C'est compliqué la question de la prudence. A la fois oui on ne devrait pas avoir à être prudent, on devrait pouvoir vivre sa vie tranquille. Mais en même temps on peut pas non plus ne pas se protéger "par principe" puisqu'on vit dans une réalité où même s'il y a toujours un risque on peut essayer d'éviter certaines choses.
C'est compliqué.
Par exemple, il y a quelques années on pouvait laisser les gamins jouer tout seuls. Quand j'étais au Maroc j'avais le droit de me promener toute seule et on ne m'avait jamais appris à avoir peur, juste à ne pas parler aux inconnus même s'ils disent connaître mes parents. Arrivée en France on m'a obligé à prendre le chien en laisse à chaque fois que j'allais me promener, et bien prendre mon portable, et rester sur les routes.
Est-ce que mes parents avaient tord de m'obliger à être prudente ? Est-ce qu'il fallait me laisser faire ma vie tranquillou "par principe", parce qu'on devrait pas avoir à faire attention et se considérer comme des potentielles victimes ? Est-ce que je n'aurais pas eu le droit d'en vouloir aussi à mes parents s'ils avaient étés plus laxistes ?
Qu'est-ce qui est le plus important : les principes ou la réalité du monde ? Je crois que c'est une question qui n'a pas de réponse absolue.
Personnellement maintenant je suis beaucoup plus prudente depuis mes viols, certains dirons angoissée.

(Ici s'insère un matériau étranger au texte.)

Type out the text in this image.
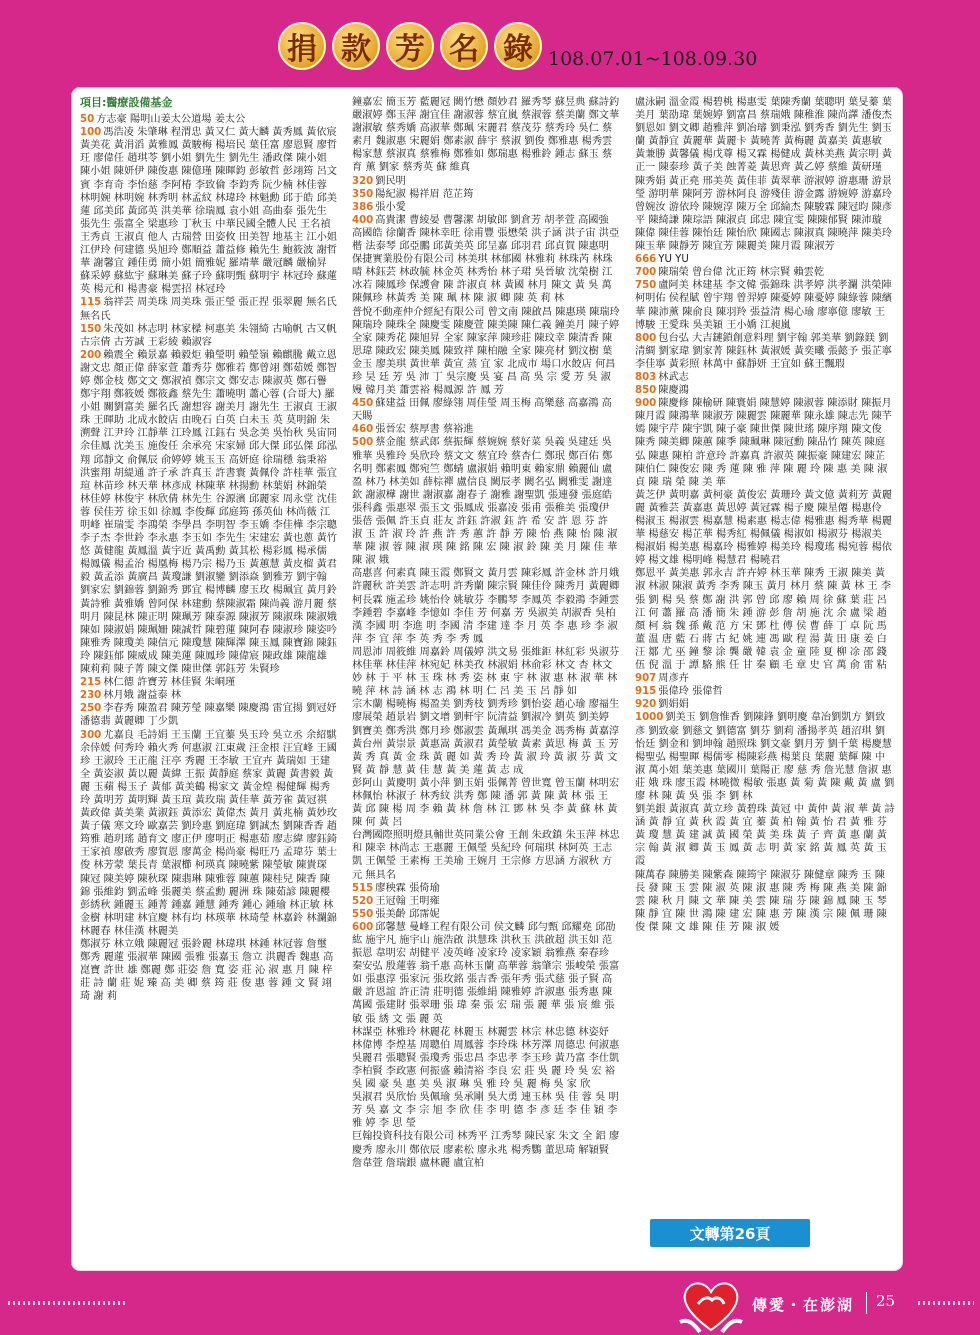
捐 款 芳 名 錄 108.07.01~108.09.30
項目:醫療設備基金
50 方志豪 陽明山姜太公道場 姜太公
100 馮浩凌 朱肇琳 程渭忠 黃又仁 黃大麟 黃秀鳳 黃依宸 黃美花 黃涓滔 黃雅鳳 黃駿梅 楊培民 葉任富 廖恩賢 廖哲玨 廖偉任 趙琪苓 劉小姐 劉先生 劉先生 潘政傑 陳小姐 陳小姐 陳妍伊 陳俊惠 陳億瑾 陳暉鈞 彭敏哲 彭翊筠 呂文賓 李育奇 李怡慈 李阿椿 李致倫 李鈞秀 阮少楠 林佳蓉 林明婉 林明婉 林秀明 林孟紋 林瑋玲 林魁勳 邱于皓 邱美蓮 邱美邱 黃邱英 洪美華 徐瑞鳳 袁小姐 高曲泰 張先生 張先生 張富全 梁惠珍 丁秋玉 中華民國全體人民 王名禎 王秀貞 王淑貞 他人 古瑞營 田姿攸 田美智 地基主 江小姐 江伊玲 何建德 吳旭玲 鄭順益 蕭益修 賴先生 鮑筱波 謝哲華 謝馨宜 鍾佳勇 簡小姐 簡雅妮 羅靖華 嚴冠麟 嚴榆昇 蘇采婷 蘇紘宇 蘇琳美 蘇子玲 蘇明甄 蘇明宇 林冠玲 蘇蓮英 楊元和 楊書豪 楊雲招 林冠玲
115 翁祥芸 周美珠 周美珠 張正瑩 張正捏 張翠麗 無名氏 無名氏
150 朱茂如 林志明 林家樑 柯惠美 朱翎綺 古喻帆 古又帆 古宗倩 古芳誠 王彩綾 賴淑容
200 賴震全 賴景嘉 賴毅炬 賴瑩明 賴瑩嶺 賴麒騰 戴立恩 謝文忠 顏正偉 薛家萱 蕭秀芬 鄭雅若 鄭曾翊 鄭茹媛 鄭智婷 鄭金枝 鄭文文 鄭淑禎 鄭宗文 鄭安志 陳淑英 鄭石譽 鄭宇翔 鄭筱媛 鄭筱鑫 蔡先生 蕭曉明 蕭心蓉 (合哥大) 羅小姐 關劉富美 羅名氏 謝想容 謝美月 謝先生 王淑貞 王淑珠 王暉助 北成水餃店 由晚石 白英 白未玉 英 莫明錦 朱溯聲 江尹玲 江靜華 江玲鳳 江鈺右 吳念美 吳怡秋 吳宙同 余佳鳳 沈美玉 施俊任 余承亮 宋家婦 邱大傑 邱弘傑 邱泓翔 邱靜文 俞佩辰 俞婷婷 姚玉玉 高妍庭 徐瑞穩 翁秉裕 洪蜜翔 胡緹通 許子承 許真玉 許書寰 黃佩伶 許桂華 張宜瑄 林苗珍 林天華 林彥成 林陳華 林揚勳 林葉娟 林錦榮 林佳婷 林俊宇 林欣倩 林先生 谷源濱 邱麗家 周永堂 沈佳蓉 侯佳芳 徐玉如 徐鳳 李俊輝 邱庭筠 孫英仙 林尚薇 江明峰 崔瑞雯 李鴻榮 李學昌 李明智 李玉嬌 李佳樺 李宗聰 李子杰 李世鈴 李永惠 李玉如 李先生 宋建宏 黃也蔥 黃竹悠 黃健龍 黃鳳溫 黃宇近 黃禹勳 黃其松 楊彩鳳 楊承儒 楊鳳儀 楊孟治 楊凰梅 楊乃宗 楊乃玉 黃蕙慧 黃皮榴 黃君毅 黃孟添 黃廣昌 黃瓊謙 劉淑鑾 劉添焱 劉雅芳 劉宇翰 劉家宏 劉錦蓉 劉錦秀 鄧宜 楊博麟 廖玉玫 楊珮宜 黃月鈴 黃詩雅 黃雅嬌 曾阿保 林建勳 蔡陳淑霜 陳尚義 游月麗 蔡明月 陳昆林 陳正明 陳珮芳 陳泰源 陳淑芳 陳淑珠 陳淑娥 陳如 陳淑娟 陳珮姍 陳誠哲 陳碧蓮 陳阿春 陳淑珍 陳姿吟 陳雅秀 陳瓊美 陳信元 陳瓊慧 陳輝澤 陳玉鳳 陳寶錦 陳鈺玲 陳鈺郁 陳威成 陳美蓮 陳鳳珍 陳偉宸 陳政雄 陳龍雄 陳莉莉 陳子菁 陳文傑 陳世傑 郭鈺芳 朱賢珍
215 林仁德 許寶芳 林佳賢 朱峒瑾
230 林月娥 謝益泰 林
250 李春秀 陳盈君 陳芳瑩 陳嘉樂 陳慶鴻 雷宜揚 劉冠妤 潘德翡 黃麗卿 丁少凱
300 尤嘉良 毛詩娟 王玉蘭 王宜蓁 吳玉玲 吳立丞 余紹騏 余倖媛 何秀玲 賴火秀 何惠淑 江東歲 汪金根 汪宜峰 王國珍 王淑玲 王正龍 汪亭 秀麗 王李敏 王宜卉 黃瑞如 王建全 黃姿淑 黃以麗 黃緯 王振 黃靜庭 蔡家 黃麗 黃書毅 黃麗 玉蘋 楊玉子 黃郁 黃美鶴 楊家文 黃金煌 楊健輝 楊秀玲 黃明芳 黃明輝 黃玉瑄 黃玫瑞 黃佳華 黃芳雀 黃冠祺 黃政偉 黃美業 黃淑鈺 黃添宏 黃偉杰 黃月 黃兆楠 黃妙玫 黃子儀 寒文玲 歐嘉芸 劉玲惠 劉庭瑋 劉誠杰 劉陳香香 趙筠雅 趙玥瑤 趙育文 廖正伊 廖明正 楊惠茹 廖志緯 廖鈺錡 王家禎 廖啟秀 廖賀恩 廖萬金 楊尚豪 楊旺乃 孟瑋芬 葉士俊 林芳蒙 葉長青 葉淑櫛 柯瑛真 陳曉紫 陳瑩敏 陳貴琛 陳冠 陳美婷 陳秋琛 陳翡琳 陳雅蓉 陳蕙 陳桂兒 陳香 陳錦 張維鈞 劉孟峰 張麗美 蔡孟勳 麗洲 珠 陳茹諺 陳麗櫻 彭綉秋 鍾麗玉 鍾菁 鍾嘉 鍾慧 鍾秀 鍾心 鍾瑜 林正敏 林金樹 林明建 林宜慶 林有均 林瑛華 林琦瑩 林嘉鈴 林瀾錦 林麗春 林佳漢 林麗美
鄭淑芬 林立娥 陳麗冠 張鈴麗 林瑋琪 林鍾 林冠蓉 詹璽 鄭秀 麗蓮 張淑華 陳國 張雅 張嘉玉 詹立 洪麗香 魏惠 高崑寶 許世 雄 鄭麗 鄭 莊姿 詹 寬 姿 莊 沁 淑 惠 月 陳 梓 莊 詩 蘭 莊 妮 臻 高 美 卿 蔡 筠 莊 俊 惠 蓉 鍾 文 賢 翊 琦 謝 莉
鐘嘉宏 簡玉芳 藍麗冠 闕竹懋 顏妙君 羅秀琴 蘇昱典 蘇詩釣 嚴淑婷 鄭玉萍 謝宜佳 謝淑蓉 蔡宜嵐 蔡淑蓉 蔡美蘭 鄭文華 謝淑敏 蔡秀嬌 高淑華 鄭珮 宋麗君 蔡茂芬 蔡秀玲 吳仁 蔡素月 魏淑惠 宋麗娟 鄭素淑 薛宇 蔡淑 劉俊 鄭雅惠 楊秀雲 楊家慧 蔡淑真 蔡雅梅 鄭雅如 鄭瑞惠 楊雅鈴 鍾志 蘇玉 蔡育 薰 劉家 蔡秀英 蘇 維真
320 劉民明
350 陽紀淑 楊祥眉 范芷筠
386 張小愛
400 高貴潔 曹綾晏 曹馨潔 胡敏郎 劉倉芳 胡孝萱 高國強 高國皓 徐蘭香 陳林幸旺 徐甫豐 張懋榮 洪子涵 洪子宙 洪亞楷 法泰琴 邱亞鵬 邱黃美英 邱呈嘉 邱羽君 邱貞賀 陳惠明 保捷實業股份有限公司 林美琪 林郁國 林雅莉 林珠芮 林珠晴 林鈺芸 林政毓 林金英 林秀怡 林子珺 吳晉敏 沈榮樹 江冰若 陳鳳珍 保護會 陳 許淑貞 林 黃國 林月 陳文 黃 吳 萬 陳佩珍 林黃秀 美 陳 珮 林 陳 淑 卿 陳 英 莉 林
普悅不動產仲介經紀有限公司 曾文南 陳啟昌 陳惠瑛 陳瑞玲 陳瑞玲 陳珠全 陳慶雯 陳慶萱 陳美陳 陳仁義 鐘美月 陳子婷 全家 陳秀花 陳旭昇 全家 陳家萍 陳珍莊 陳玟幸 陳清香 陳思瑋 陳政宏 陳美鳳 陳致祥 陳柏融 全家 陳亮材 劉汶樹 葉金玉 廖美琪 黃世華 黃宣 蒸 宜 家 北成市 場口水餃店 何昌 珍 昊 廷 芳 吳 沛 丁 吳宗慶 吳 宴 昌 高 吳 宗 愛 芳 吳 淑 嫚 韓月美 蕭雲裕 楊鳳源 許 鳳 芳
450 蘇建益 田佩 廖綠翎 周佳瑩 周玉梅 高樂慈 高嘉鴻 高天賜
460 張晉宏 蔡厚書 蔡裕進
500 蔡金龍 蔡武郎 蔡振輝 蔡婉婉 蔡好菜 吳義 吳建廷 吳雅華 吳雅玲 吳欣玲 蔡文文 蔡宜玲 蔡杏仁 鄭珉 鄭百佑 鄭名明 鄭素鳳 鄭宛竺 鄭蜻 盧淑娟 賴明東 賴家鼎 賴麗仙 盧盈 林乃 林美如 薛棕禪 盧信良 闕辰孝 闕名弘 闕雅雯 謝達欽 謝淑樺 謝世 謝淑嘉 謝春子 謝雅 謝聖凱 張連發 張庭皓 張科鑫 張惠翠 張玉文 張鳳成 張嘉凌 張甫 張稚美 張瓊伊 張蓓 張佩 許玉貞 莊友 許鈺 許淑 鈺 許 希 安 許 恩 芬 許 淑 玉 許 淑 玲 許 燕 許 秀 蕙 許 靜 芳 陳 怡 燕 陳 怡 陳 淑 華 陳 淑 蓉 陳 淑 瑛 陳 銘 陳 宏 陳 淑 鈴 陳 美 月 陳 佳 華 陳 淑 娥
高惠喜 何素真 陳玉霞 鄭賢文 黃月雲 陳彩鳳 許金林 許月娥 許麗秋 許美雲 許志明 許秀蘭 陳宗賢 陳佳伶 陳秀月 黃麗卿 柯長霖 施孟珍 姚怡伶 姚敏芬 李鵬琴 李鳳英 李毅鴻 李鍾雲 李鍾碧 李嘉峰 李憶如 李佳 芳 何嘉 芳 吳淑美 胡淑香 吳柏 漢 李國 明 李進 明 李國 清 李建 達 李 月 英 李 惠 珍 李 淑 萍 李 宜 萍 李 英 秀 李 秀 鳳
周恩沛 周筱維 周嘉鈴 周儀婷 洪文易 張維鉅 林紅彩 吳淑芬 林佳華 林佳萍 林宛妃 林美孜 林淑娟 林俞彩 林文 杏 林文 妙 林 于 平 林 玉 珠 林 秀 姿 林 東 宇 林 淑 惠 林 淑 華 林 曉 萍 林 詩 涵 林 志 鴻 林 明 仁 呂 美 玉 呂 靜 如
宗木蘭 楊曉梅 楊盈美 劉秀枝 劉秀珍 劉怡姿 趙心瑜 廖福生 廖展榮 趙景岩 劉文增 劉軒宇 阮清益 劉淑冷 劉英 劉美婷 劉寶美 鄭秀洪 鄭月珍 鄭淑雲 黃珮琪 馮美金 馮秀梅 黃嘉淳 黃台州 黃崇景 黃惠嵩 黃淑君 黃瑩敏 黃素 黃思 梅 黃 玉 芳 黃 秀 真 黃 金 珠 黃 麗 如 黃 秀 玲 黃 淑 玲 黃 淑 芬 黃 文 賢 黃 靜 慧 黃 佳 慧 黃 美 蓮 黃 志 成
彭阿山 黃慶明 黃小萍 劉玉娟 張佩菁 曾世寬 曾玉蘭 林明宏 林佩怡 林淑子 林秀紋 洪秀 鄭 陳 潘 郭 黃 陳 黃 林 張 王 黃 邱 陳 楊 周 李 賴 黃 林 詹 林 江 鄧 林 吳 李 黃 蘇 林 黃 陳 何 黃 呂
台灣國際照明燈具輔世英同業公會 王創 朱政鎮 朱玉萍 林忠和 陳幸 林尚志 王惠麗 王佩瑩 吳紀玲 何瑞琪 林阿英 王志凱 王佩瑩 王素梅 王美瑜 王婉月 王宗修 方思涵 方淑秋 方元 無具名
515 廖秧霖 張倚瑜
520 王冠翰 王明雍
550 張美齡 邱霈妮
600 邱馨慧 曼峰工程有限公司 侯文麟 邱勻甄 邱耀堯 邱劭紘 施宇凡 施宇山 施浩啟 洪慧珠 洪秋玉 洪啟超 洪玉如 范振恩 韋明宏 胡健平 凌英峰 凌家玲 凌家穎 翁雅燕 秦春珍 秦安弘 殷蓮蓉 翁千惠 高林玉蘭 高華蓉 翁肇宗 張峻榮 張富如 張惠淳 張家沅 張玫銘 張吉香 張年秀 張式慈 張子賢 高嚴 許恩誼 許正清 莊明德 張維絹 陳雅婷 許淑惠 張秀惠 陳 萬國 張建財 張翠珊 張 瑋 秦 張 宏 瑞 張 麗 華 張 宸 維 張 敏 張 綉 文 張 麗 英
林謀亞 林雅玲 林麗花 林麗玉 林麗雲 林宗 林忠德 林姿妤 林偉博 李煌基 周聰伯 周鳳蓉 李玲珠 林芳澤 周德忠 何淑惠 吳麗君 張聰賢 張瓊秀 張忠昌 李忠孝 李玉珍 黃乃富 李仕凱 李柏賢 李政憲 何振盛 賴清裕 李良 宏 莊 吳 麗 玲 吳 宏 裕 吳 國 豪 吳 惠 美 吳 淑 琳 吳 雅 玲 吳 麗 梅 吳 家 欣
吳淑君 吳欣怡 吳佩瑜 吳承剛 吳大勇 連玉林 吳 佳 蓉 吳 明 芳 吳 嘉 文 李 宗 旭 李 欣 佳 李 明 德 李 彥 廷 李 佳 穎 李 雅 婷 李 思 瑩
巨翰投資科技有限公司 林秀平 江秀琴 陳民家 朱文 全 鋁 廖慶秀 廖永川 鄭依辰 廖素松 廖永兆 楊秀鸚 董思琦 解穎賢 詹韋萱 詹瑞銀 盧林麗 盧宜柏
盧泳嗣 溫金霞 楊碧桃 楊惠雯 葉陳秀蘭 葉聰明 葉旻蓁 葉美月 葉劭瑋 葉婉婷 劉富昌 蔡瑞娥 陳稚淮 陳尚譯 潘俊杰 劉恩如 劉文卿 趙雅萍 劉冶璿 劉秉泓 劉秀香 劉先生 劉玉蘭 黃靜宜 黃麗華 黃麗卡 黃曉菁 黃梅麗 黃嘉美 黃惠敏 黃兼勝 黃馨儀 楊戊尊 楊又霖 楊健成 黃林美燕 黃宗明 黃正一 陳泰珍 黃子美 蝕菁菱 黃思齊 黃乙婷 蔡維 黃研瑾 陳秀娟 黃正堯 邢美英 黃佳菲 黃翠華 游淑婷 游惠珊 游景瑩 游明華 陳阿芳 游林阿良 游殘佳 游金露 游婉婷 游嘉玲 曾婉汝 游依玲 陳婉淳 陳万全 邱綸杰 陳駿霖 陳冠昀 陳彥平 陳綺謙 陳琮語 陳淑貞 邱忠 陳宜雯 陳陳郁賢 陳沛璇 陳偉 陳佳蓉 陳怡廷 陳怡欣 陳國志 陳淑真 陳曉萍 陳美玲 陳玉華 陳靜芳 陳宜芳 陳麗美 陳月霞 陳淑芳
666 YU YU
700 陳瑞榮 曾台偉 沈正筠 林宗賢 賴雲乾
750 盧阿美 林建基 李文韓 張錦珠 洪孝婷 洪孝瀾 洪榮陣 柯明佑 侯程賦 曾宇翔 曾羿婷 陳憂婷 陳憂婷 陳綠蓉 陳繽華 陳沛薰 陳俞良 陳羽羚 張益清 楊心瑜 廖寧億 廖敏 王博駿 王愛珠 吳美穎 王小嬌 江昶嵐
800 包台弘 大吉鏈鎖創意料理 劉宇翰 郭美華 劉錄鎂 劉清綢 劉家瑋 劉家菁 陳鈺林 黃淑媛 黃奕曦 張懿予 張芷寧 李佳寧 黃彩照 林萬中 蘇靜妍 王宜如 蘇王飄瑕
803 林武志
850 陳慶鴻
900 陳慶修 陳榆研 陳寰娟 陳慧婷 陳淑蓉 陳添財 陳振月 陳月霞 陳鴻華 陳淑芳 陳麗雲 陳麗華 陳永雄 陳志先 陳芊嫣 陳宇芹 陳宇凱 陳子豪 陳世傑 陳世瑤 陳序翔 陳文俊 陳秀 陳美卿 陳蕙 陳季 陳珮琳 陳冠勳 陳品竹 陳英 陳庭弘 陳惠 陳柏 許意玲 許嘉真 許淑英 陳振豪 陳建宏 陳芷 陳伯仁 陳俊宏 陳 秀 蓮 陳 雅 萍 陳 麗 玲 陳 惠 美 陳 淑 貞 陳 瑞 榮 陳 美 華
黃芝伊 黃明嘉 黃柯豪 黃俊宏 黃珊玲 黃文億 黃莉芳 黃麗麗 黃雅芸 黃嘉惠 黃思婷 黃冠霖 楊子慶 陳星僊 楊惠伶 楊淑玉 楊淑雲 楊嘉慧 楊素惠 楊志偉 楊雅惠 楊秀華 楊麗華 楊慈安 楊芷華 楊秀紅 楊佩儀 楊淑如 楊淑芬 楊淑美 楊淑娟 楊美惠 楊嘉玲 楊雅婷 楊美玲 楊瓊瑤 楊宛蓉 楊依婷 楊文雄 楊明峰 楊慧君 楊曉君
鄭恩平 黃美惠 郭永吉 許卉婷 林玉華 陳秀 王淑 陳美 黃淑 林淑 陳淑 黃秀 李秀 陳玉 黃月 林月 蔡 陳 黃 林 王 李 張 劉 楊 吳 蔡 鄭 謝 洪 郭 曾 邱 廖 賴 周 徐 蘇 葉 莊 呂 江 何 蕭 羅 高 潘 簡 朱 鍾 游 彭 詹 胡 施 沈 余 盧 梁 趙 顏 柯 翁 魏 孫 戴 范 方 宋 鄧 杜 傅 侯 曹 薛 丁 卓 阮 馬 董 温 唐 藍 石 蔣 古 紀 姚 連 馮 歐 程 湯 黃 田 康 姜 白 汪 鄒 尤 巫 鐘 黎 涂 龔 嚴 韓 袁 金 童 陸 夏 柳 凃 邵 錢 伍 倪 溫 于 譚 駱 熊 任 甘 秦 顧 毛 章 史 官 萬 俞 雷 粘
907 周彥卉
915 張偉玲 張偉哲
920 劉娟娟
1000 劉美玉 劉詹惟香 劉陳鋒 劉明慶 韋冶劉凱方 劉致彥 劉致豪 劉慈文 劉德富 劉芬 劉莉 潘揚孝英 趙沼琪 劉怡廷 劉金和 劉坤翰 趙照珠 劉文豪 劉月芳 劉千葉 楊慶慧 楊聖弘 楊聖暉 楊儒零 楊陳彩燕 楊葉良 葉麗 葉輝 陳 中淑 萬小姐 葉美惠 葉國川 葉陽正 廖 慈 秀 詹光慧 詹淑 惠 莊 娥 珠 廖玉霞 林曉微 楊敏 張惠 黃 菊 黃 陳 戴 黃 盧 劉 廖 林 陳 黃 吳 張 李 劉 林
劉美銀 黃淑真 黃立珍 黃碧珠 黃冠 中 黃仲 黃 淑 華 黃 詩 涵 黃 靜 宜 黃 秋 霞 黃 宜 蓁 黃 柏 翰 黃 怡 君 黃 雅 芬 黃 瓊 慧 黃 建 誠 黃 國 榮 黃 美 珠 黃 子 齊 黃 惠 蘭 黃 宗 翰 黃 淑 卿 黃 玉 鳳 黃 志 明 黃 家 銘 黃 鳳 英 黃 玉 霞
陳萬春 陳勝美 陳紫森 陳筠宇 陳淑芬 陳健章 陳秀 玉 陳 長 發 陳 玉 雲 陳 淑 英 陳 淑 惠 陳 秀 梅 陳 燕 美 陳 錦 雲 陳 秋 月 陳 文 華 陳 美 雲 陳 瑞 芬 陳 錦 鳳 陳 玉 琴 陳 靜 宜 陳 世 鴻 陳 建 宏 陳 惠 芳 陳 漢 宗 陳 佩 珊 陳 俊 傑 陳 文 雄 陳 佳 芳 陳 淑 媛
文轉第26頁
傳愛・在澎湖 25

Parce que si je ne l'étais pas et qu'il m'arrivait quelque chose, je m'en voudrais terriblement -ce qui ne veux pas dire que je culpabiliserais autrui-. Alors j'ai un judas, je ferme la porte à clef si je suis seule, je marche toujours sur le trottoir inverse du sens de la circulation, j'évite certains endroits la nuit, j'ai appris des techniques de self-defense y compris au sol, je connais l'astuce de taper son code de CB à l'envers sur les distributeurs pour appeler automatiquement les flics... Ça me rassure, parce que ça me donne un certain contrôle : j'évite des risques, même s'il y en aura toujours.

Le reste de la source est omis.